1.2 Karakteristik Dan
Tingkah Laku Ikan
Pelagis Yang Tertangkap Pada Purse Seine
Purse
seine adalah alat tangkap yang digunakan untuk menangkap ikan pelagis yang
membentuk gerombolan dan berada dekat dengan permukaan air. Sasaran
penangkapannya adalah ikan-ikan pelagis seperti ikan kembung, selar, tetengkek,
tembang.
1. Ikan kembung
Ikan
kembung yang tertangkap di perairan Indonesia rata-rata terdiri atas dua
spesies, yaitu kembung perempuan (Rastrelliger negletus) dan kembung lelaki
(Rastrelliger kanagurta). Kedua ikan
kembung tersebut mempunyai sifat dan ciri-ciri yang berbeda. Kedua ikan kembung
tersebut termasuk dalam famili Scombridae, yaitu jenis ikan yang suka hidup
bergerombol. Ikan kembung merupakan ikan
pelagis yang memakan plankton halus. Badan tidak begitu langsing, tetapi pendek
dan gepeng. Tubuh bagian atas berwarna kehijauan
dan putih perak pada bagian bawah, terdapat totol-totol hitam pada bagian
punggung, sirip punggung pertama kuning keabuan dengan pinggiran gelap. Perut dan sirip dada berwarna kuning maya
gelap dan sirip lainnya berwarna kekuningan. Ikan kembung ini memiliki finlet
berjumlah 5-7, ukuran tubuhnya mencapai 15-30 cm.

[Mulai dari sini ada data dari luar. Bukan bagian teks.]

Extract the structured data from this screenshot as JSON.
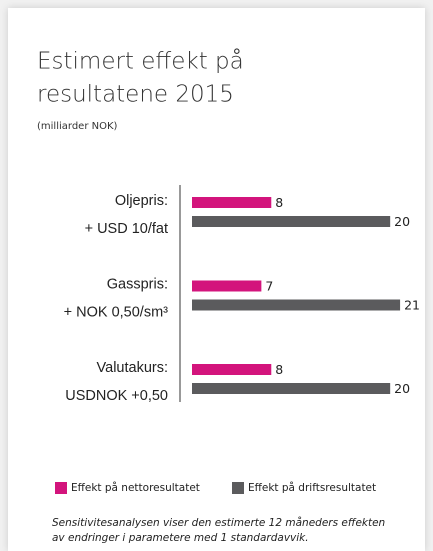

Ikan kembung biasanya hidup
lebih mendekati pantai dan membentuk gerombolan besar. Daerah penyebarannya di
perairan pantai Indonesia dengan konsentrasi terbesar di Kalimantan, Sumatera Barat,
Laut Jawa dan Selat Malaka (Anonymous, 1975).
Ikan
kembung cenderung berenang mendekati permukaan air pada waktu malam hari dan
pada siang hari turun ke lapisan yang lebih dalam. Gerakan vertikal ini
dipengaruhi oleh gerakan harian plankton dan mengikuti perubahan suhu, faktor
hidrografis dan salinitas. Damanhuri
(1980) menyatakan bahwa umumnya sifat dari ikan kembung adalah :
Termasuk
ikan pelagis yang daerahnya penyebarannya luas.
Selalu hidup
bergerombol, dapat berenang dengan cepat yang ditandai dengan bentuk tubuh yang
stream line dan menyukai makanan berupa ikan-ikan kecil/plankton hewani.
Reproduksinya
adalah ovoparus yaitu telur dibuahi diluar tubuh ikan dan telurnya bersifat
planktonis.
2. Ikan selar
Ada dua
jenis ikan selar yang dominan tertangkap di perairan Indonesia, yaitu selar
kuning (Selaroides leptolepis) dan selar bentong (Selar crumenophthalmus).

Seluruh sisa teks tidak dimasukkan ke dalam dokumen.